S’ajoutent à ces dispositions toutes les questions relatives à la Charte des droits et libertés de la personne. À titre d’exemple, un employé pourrait alléguer que l’obligation de vaccination liée à son poste est discriminatoire. Il serait cependant nécessaire que ce dernier prouve qu’il a fait l’objet de discrimination en regard de sa religion ou de sa condition de santé pour que cet argument soit retenu.

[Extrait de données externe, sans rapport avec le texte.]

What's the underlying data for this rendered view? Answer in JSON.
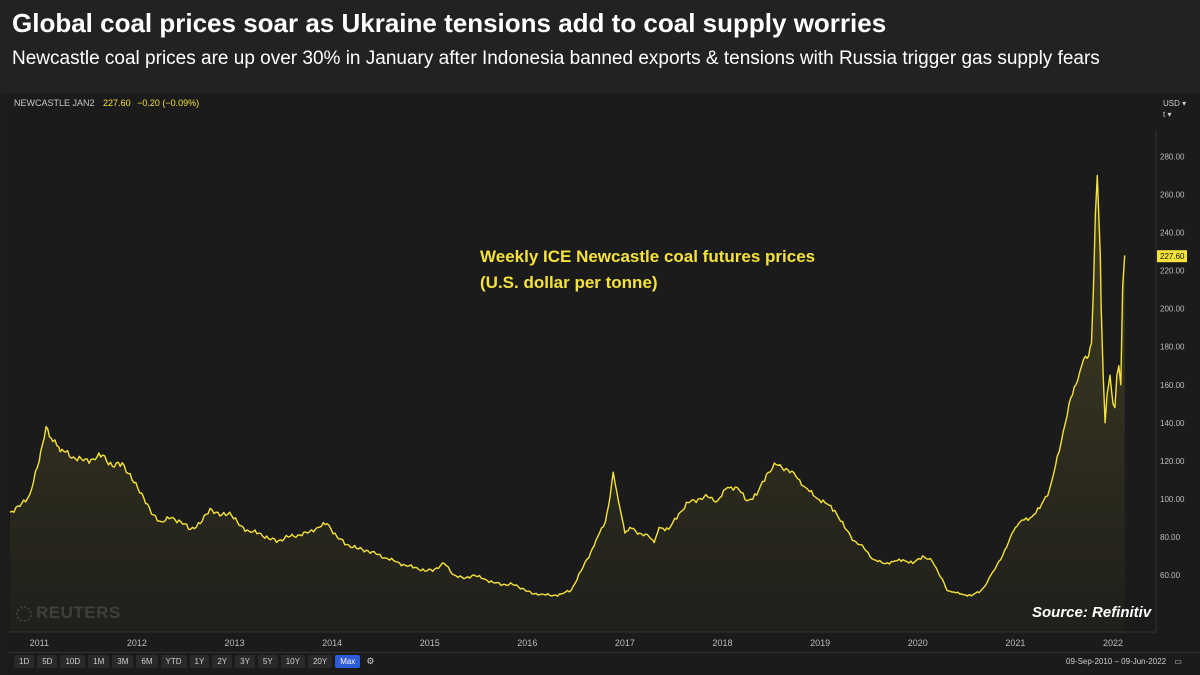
{
  "header": {
    "title": "Global coal prices soar as Ukraine tensions add to coal supply worries",
    "subtitle": "Newcastle coal prices are up over 30% in January after Indonesia banned exports & tensions with Russia trigger gas supply fears"
  },
  "ticker": {
    "symbol": "NEWCASTLE JAN2",
    "value": "227.60",
    "change": "−0.20 (−0.09%)"
  },
  "currency": {
    "unit": "USD",
    "scale": "t"
  },
  "annotation": {
    "line1": "Weekly ICE Newcastle coal futures prices",
    "line2": "(U.S. dollar per tonne)"
  },
  "source": "Source: Refinitiv",
  "watermark": "REUTERS",
  "range_buttons": [
    "1D",
    "5D",
    "10D",
    "1M",
    "3M",
    "6M",
    "YTD",
    "1Y",
    "2Y",
    "3Y",
    "5Y",
    "10Y",
    "20Y",
    "Max"
  ],
  "active_range": "Max",
  "date_range": {
    "start": "09-Sep-2010",
    "end": "09-Jun-2022"
  },
  "colors": {
    "line": "#f5e23a",
    "background": "#1b1b1b",
    "active_button": "#2e5bd8"
  },
  "chart_data": {
    "type": "line",
    "title": "Weekly ICE Newcastle coal futures prices",
    "ylabel": "U.S. dollar per tonne",
    "xlim": [
      2010.7,
      2022.4
    ],
    "ylim": [
      30,
      295
    ],
    "yticks": [
      60,
      80,
      100,
      120,
      140,
      160,
      180,
      200,
      220,
      240,
      260,
      280
    ],
    "ytick_labels": [
      "60.00",
      "80.00",
      "100.00",
      "120.00",
      "140.00",
      "160.00",
      "180.00",
      "200.00",
      "220.00",
      "240.00",
      "260.00",
      "280.00"
    ],
    "xticks": [
      2011,
      2012,
      2013,
      2014,
      2015,
      2016,
      2017,
      2018,
      2019,
      2020,
      2021,
      2022
    ],
    "xtick_labels": [
      "2011",
      "2012",
      "2013",
      "2014",
      "2015",
      "2016",
      "2017",
      "2018",
      "2019",
      "2020",
      "2021",
      "2022"
    ],
    "last_label": "227.60",
    "last_value": 227.6,
    "series": [
      {
        "name": "NEWCASTLE JAN2",
        "x": [
          2010.7,
          2010.8,
          2010.9,
          2011.0,
          2011.03,
          2011.07,
          2011.12,
          2011.18,
          2011.25,
          2011.35,
          2011.45,
          2011.55,
          2011.65,
          2011.75,
          2011.85,
          2011.95,
          2012.05,
          2012.15,
          2012.25,
          2012.35,
          2012.45,
          2012.55,
          2012.65,
          2012.75,
          2012.85,
          2012.95,
          2013.05,
          2013.15,
          2013.25,
          2013.35,
          2013.45,
          2013.55,
          2013.65,
          2013.75,
          2013.85,
          2013.95,
          2014.05,
          2014.15,
          2014.25,
          2014.35,
          2014.45,
          2014.55,
          2014.65,
          2014.75,
          2014.85,
          2014.95,
          2015.05,
          2015.15,
          2015.25,
          2015.35,
          2015.45,
          2015.55,
          2015.65,
          2015.75,
          2015.85,
          2015.95,
          2016.05,
          2016.15,
          2016.25,
          2016.35,
          2016.45,
          2016.55,
          2016.65,
          2016.72,
          2016.8,
          2016.85,
          2016.88,
          2016.9,
          2016.95,
          2017.0,
          2017.05,
          2017.15,
          2017.25,
          2017.3,
          2017.35,
          2017.45,
          2017.55,
          2017.65,
          2017.75,
          2017.85,
          2017.95,
          2018.05,
          2018.15,
          2018.25,
          2018.35,
          2018.45,
          2018.55,
          2018.65,
          2018.75,
          2018.85,
          2018.95,
          2019.05,
          2019.15,
          2019.25,
          2019.35,
          2019.45,
          2019.55,
          2019.65,
          2019.75,
          2019.85,
          2019.95,
          2020.05,
          2020.15,
          2020.25,
          2020.3,
          2020.35,
          2020.45,
          2020.55,
          2020.65,
          2020.7,
          2020.75,
          2020.85,
          2020.95,
          2021.0,
          2021.05,
          2021.15,
          2021.25,
          2021.35,
          2021.45,
          2021.55,
          2021.62,
          2021.68,
          2021.72,
          2021.75,
          2021.78,
          2021.8,
          2021.82,
          2021.84,
          2021.86,
          2021.87,
          2021.88,
          2021.9,
          2021.92,
          2021.94,
          2021.97,
          2022.0,
          2022.02,
          2022.04,
          2022.06,
          2022.08,
          2022.1,
          2022.12
        ],
        "values": [
          93,
          96,
          102,
          120,
          128,
          138,
          132,
          128,
          125,
          122,
          120,
          121,
          123,
          117,
          119,
          110,
          103,
          92,
          88,
          90,
          88,
          84,
          87,
          95,
          91,
          93,
          86,
          83,
          82,
          79,
          78,
          80,
          81,
          82,
          85,
          87,
          80,
          76,
          74,
          73,
          71,
          69,
          67,
          65,
          64,
          62,
          63,
          66,
          60,
          58,
          60,
          58,
          56,
          55,
          55,
          53,
          50,
          50,
          49,
          50,
          52,
          62,
          72,
          80,
          88,
          102,
          114,
          108,
          95,
          82,
          85,
          82,
          80,
          77,
          85,
          84,
          92,
          98,
          100,
          101,
          99,
          106,
          106,
          99,
          102,
          113,
          118,
          116,
          112,
          106,
          101,
          98,
          94,
          85,
          78,
          74,
          68,
          66,
          67,
          68,
          66,
          70,
          67,
          58,
          52,
          51,
          50,
          49,
          52,
          55,
          60,
          68,
          80,
          85,
          88,
          90,
          95,
          105,
          125,
          150,
          160,
          170,
          175,
          175,
          182,
          210,
          250,
          270,
          242,
          228,
          200,
          165,
          140,
          155,
          165,
          150,
          148,
          165,
          170,
          160,
          212,
          228
        ]
      }
    ]
  }
}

Quelles mesures peut-on prendre?

« La question n’est pas véritablement de forcer un salarié à se faire vacciner, mais plutôt de savoir quelles mesures un employeur peut prendre à l’endroit de salariés non vaccinés. Une évaluation devrait être faite par chaque employeur, selon les risques propres à son entreprise et aux postes en cause. Il faut notamment prendre en compte la distanciation physique, la fréquence et la durée des contacts avec les autres salariés ou avec la clientèle, etc. Il y a tout un spectre de mesures qui peuvent être prises par les dirigeants, mais leur raisonnabilité dépendra des faits spécifiques à l’entreprise », explique Me Geneviève Beaudin, avocate en droit du travail et associée au sein du cabinet BCF.

Chaque cas doit être analysé individuellement, selon la juriste.

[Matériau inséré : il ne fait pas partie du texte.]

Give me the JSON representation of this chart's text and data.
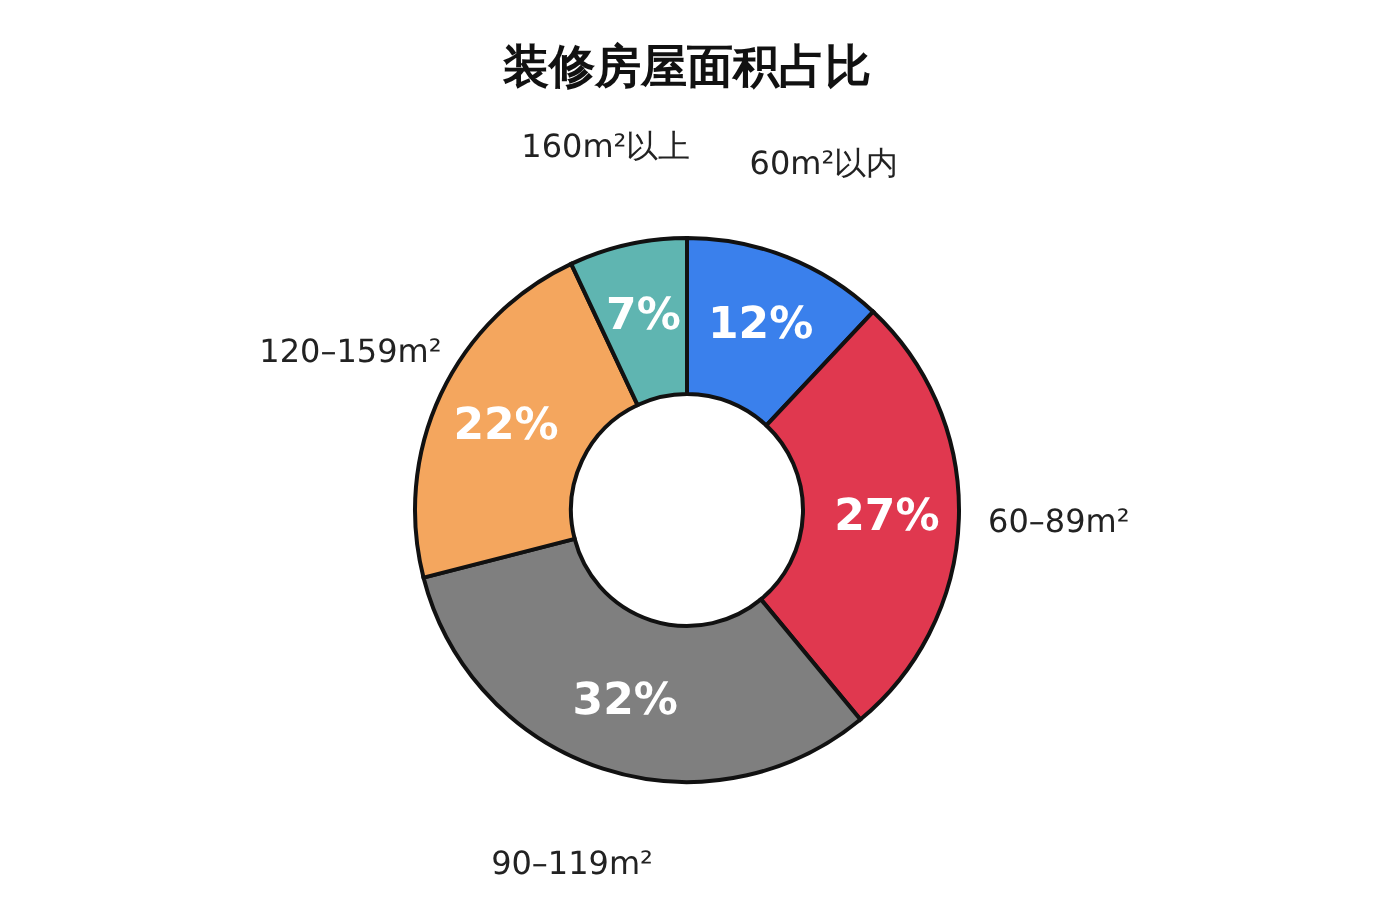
{
  "chart_data": {
    "type": "donut",
    "title": "装修房屋面积占比",
    "categories": [
      "60m²以内",
      "60–89m²",
      "90–119m²",
      "120–159m²",
      "160m²以上"
    ],
    "values": [
      12,
      27,
      32,
      22,
      7
    ],
    "value_labels": [
      "12%",
      "27%",
      "32%",
      "22%",
      "7%"
    ],
    "colors": [
      "#3a80ec",
      "#e0384f",
      "#7f7f7f",
      "#f4a65e",
      "#5fb5b1"
    ],
    "legend": false
  }
}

  • Par exemple, certains employeurs pourraient limiter l’accès aux locaux ainsi que la durée du temps passé sur le lieu de travail pour les personnes non vaccinées, incluant l’interdiction d’accès aux salles de réunion ou à la cafétéria.
  • Si une personne non vaccinée doit travailler étroitement avec d’autres collègues lors de certaines tâches, l’employeur pourrait réorganiser ses tâches pour éviter de telles situations, ou proposer qu’elle le fasse en télétravail.
  • Par ailleurs, un employeur pourrait aussi exiger que son ou ses employés non vaccinés effectuent un certain nombre de dépistages rapides chaque semaine, par exemple à raison de deux fois hebdomadairement.

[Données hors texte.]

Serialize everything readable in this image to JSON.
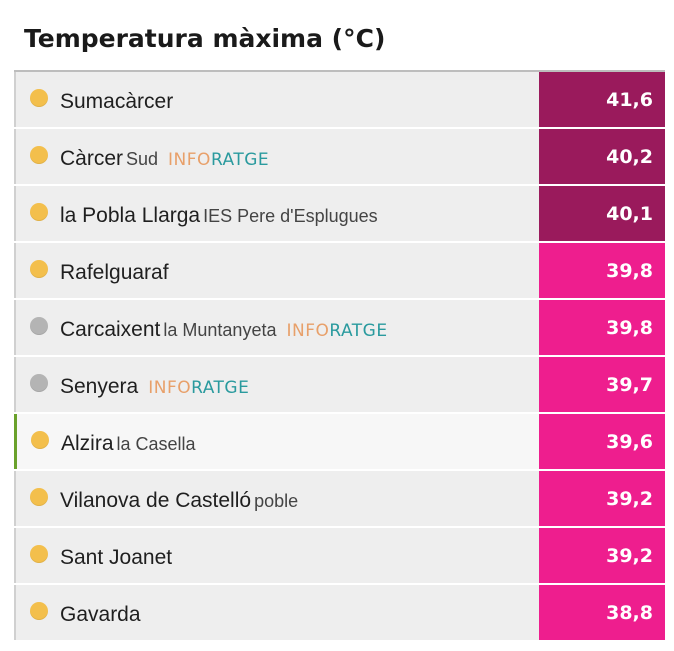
{
  "title": "Temperatura màxima (°C)",
  "badge_text": {
    "part1": "INFO",
    "part2": "RATGE"
  },
  "rows": [
    {
      "station": "Sumacàrcer",
      "sub": "",
      "badge": false,
      "value": "41,6",
      "status": "active",
      "value_color": "#9a1a5c"
    },
    {
      "station": "Càrcer",
      "sub": "Sud",
      "badge": true,
      "value": "40,2",
      "status": "active",
      "value_color": "#9a1a5c"
    },
    {
      "station": "la Pobla Llarga",
      "sub": "IES Pere d'Esplugues",
      "badge": false,
      "value": "40,1",
      "status": "active",
      "value_color": "#9a1a5c"
    },
    {
      "station": "Rafelguaraf",
      "sub": "",
      "badge": false,
      "value": "39,8",
      "status": "active",
      "value_color": "#ee1e8e"
    },
    {
      "station": "Carcaixent",
      "sub": "la Muntanyeta",
      "badge": true,
      "value": "39,8",
      "status": "inactive",
      "value_color": "#ee1e8e"
    },
    {
      "station": "Senyera",
      "sub": "",
      "badge": true,
      "value": "39,7",
      "status": "inactive",
      "value_color": "#ee1e8e"
    },
    {
      "station": "Alzira",
      "sub": "la Casella",
      "badge": false,
      "value": "39,6",
      "status": "active",
      "value_color": "#ee1e8e",
      "highlight": true
    },
    {
      "station": "Vilanova de Castelló",
      "sub": "poble",
      "badge": false,
      "value": "39,2",
      "status": "active",
      "value_color": "#ee1e8e"
    },
    {
      "station": "Sant Joanet",
      "sub": "",
      "badge": false,
      "value": "39,2",
      "status": "active",
      "value_color": "#ee1e8e"
    },
    {
      "station": "Gavarda",
      "sub": "",
      "badge": false,
      "value": "38,8",
      "status": "active",
      "value_color": "#ee1e8e"
    }
  ],
  "status_colors": {
    "active": "#f3bf4c",
    "inactive": "#b4b4b4"
  }
}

« Un retrait du travail, sans rémunération, pourrait dans certains cas être envisagé. Mais je crois qu’avant d’en arriver là, un employeur doit avoir fait une évaluation sérieuse de la situation dans son entreprise, avoir conclu que les autres options ne sont pas envisageables dans le contexte et être en mesure de justifier sa décision », indique Me Beaudin.

Très peu de jurisprudence existe sur le sujet, pour le moment. Mais il y a fort à parier que des décisions — aussi minime soit leur nombre — seront rendues au cours des prochains mois, voire des prochaines années, balisant un peu plus la question.